Co Ciebie inspiruje do pracy każdego dnia?
Mam w sobie bardzo dużo energii. Uwielbiam zmiany i dlatego tak układam sobie tydzień, aby każdy dzień był inny i dawał mi maksymalnie najwięcej pozytywnej radości. Jadąc na spotkanie lubię słuchać głośnej muzyki w samochodzie. To daje mi pozytywnego powera i jednocześnie wyciszenia, ponieważ wiem, że jadę w tym kierunku, w którym chcę. Inspirują mnie ludzie, ich historie, pasje, zabawne sytuacje. Po prostu życie, którego sami jesteśmy reżyserami.
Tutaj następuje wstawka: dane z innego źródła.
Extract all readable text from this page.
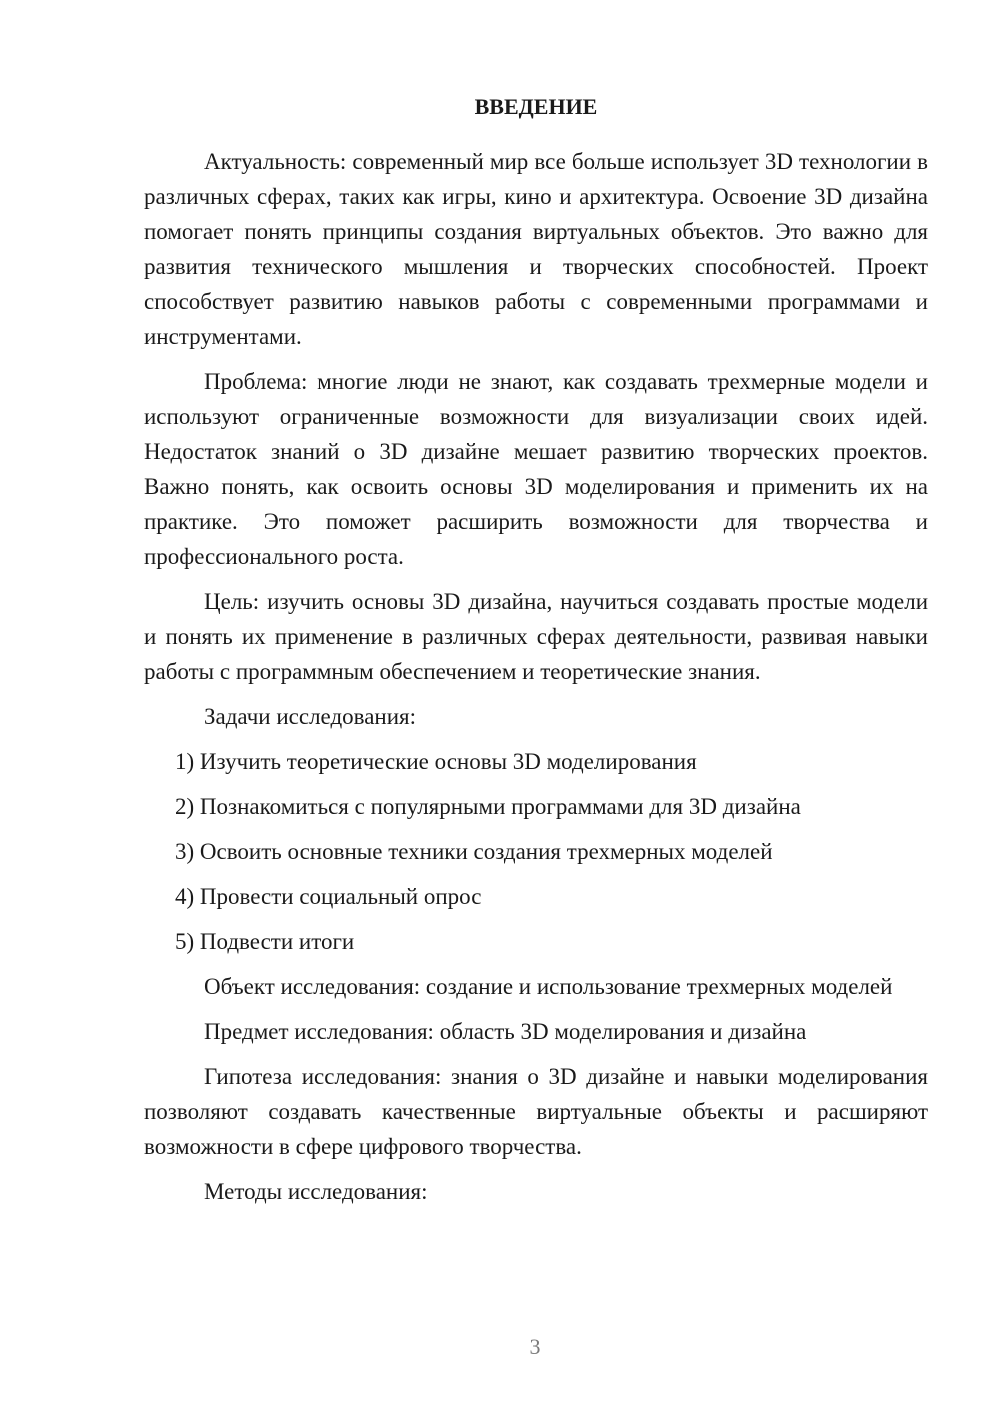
ВВЕДЕНИЕ

Актуальность: современный мир все больше использует 3D технологии в различных сферах, таких как игры, кино и архитектура. Освоение 3D дизайна помогает понять принципы создания виртуальных объектов. Это важно для развития технического мышления и творческих способностей. Проект способствует развитию навыков работы с современными программами и инструментами.

Проблема: многие люди не знают, как создавать трехмерные модели и используют ограниченные возможности для визуализации своих идей. Недостаток знаний о 3D дизайне мешает развитию творческих проектов. Важно понять, как освоить основы 3D моделирования и применить их на практике. Это поможет расширить возможности для творчества и профессионального роста.

Цель: изучить основы 3D дизайна, научиться создавать простые модели и понять их применение в различных сферах деятельности, развивая навыки работы с программным обеспечением и теоретические знания.

Задачи исследования:

1) Изучить теоретические основы 3D моделирования

2) Познакомиться с популярными программами для 3D дизайна

3) Освоить основные техники создания трехмерных моделей

4) Провести социальный опрос

5) Подвести итоги

Объект исследования: создание и использование трехмерных моделей

Предмет исследования: область 3D моделирования и дизайна

Гипотеза исследования: знания о 3D дизайне и навыки моделирования позволяют создавать качественные виртуальные объекты и расширяют возможности в сфере цифрового творчества.

Методы исследования:

3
Z Anną Kokocińską rozmawiał Tomek Nawrot
Anna Kokocińska jest absolwentką turystyki i rekreacji w WSZ w Lesznie i AWF w Poznaniu. Karierę w sprzedaży bezpośredniej rozpoczęła już w czasie studiów dziennych jako koordynator sprzedaży Avon Cosmetics. Była specjalistą ds. marketingu w Polish Prestige Hotels. Współpracowała z Betterware Poland, gdzie osiągnęła poziom Starszego Managera. Aktualnie związana jest z firmą Kyäni. Uwielbia aktywnie spędzać czas, najchętniej na dwóch kółkach oraz w klubach salsy. Lubi kuchnię śródziemnomorską i górskie wycieczki.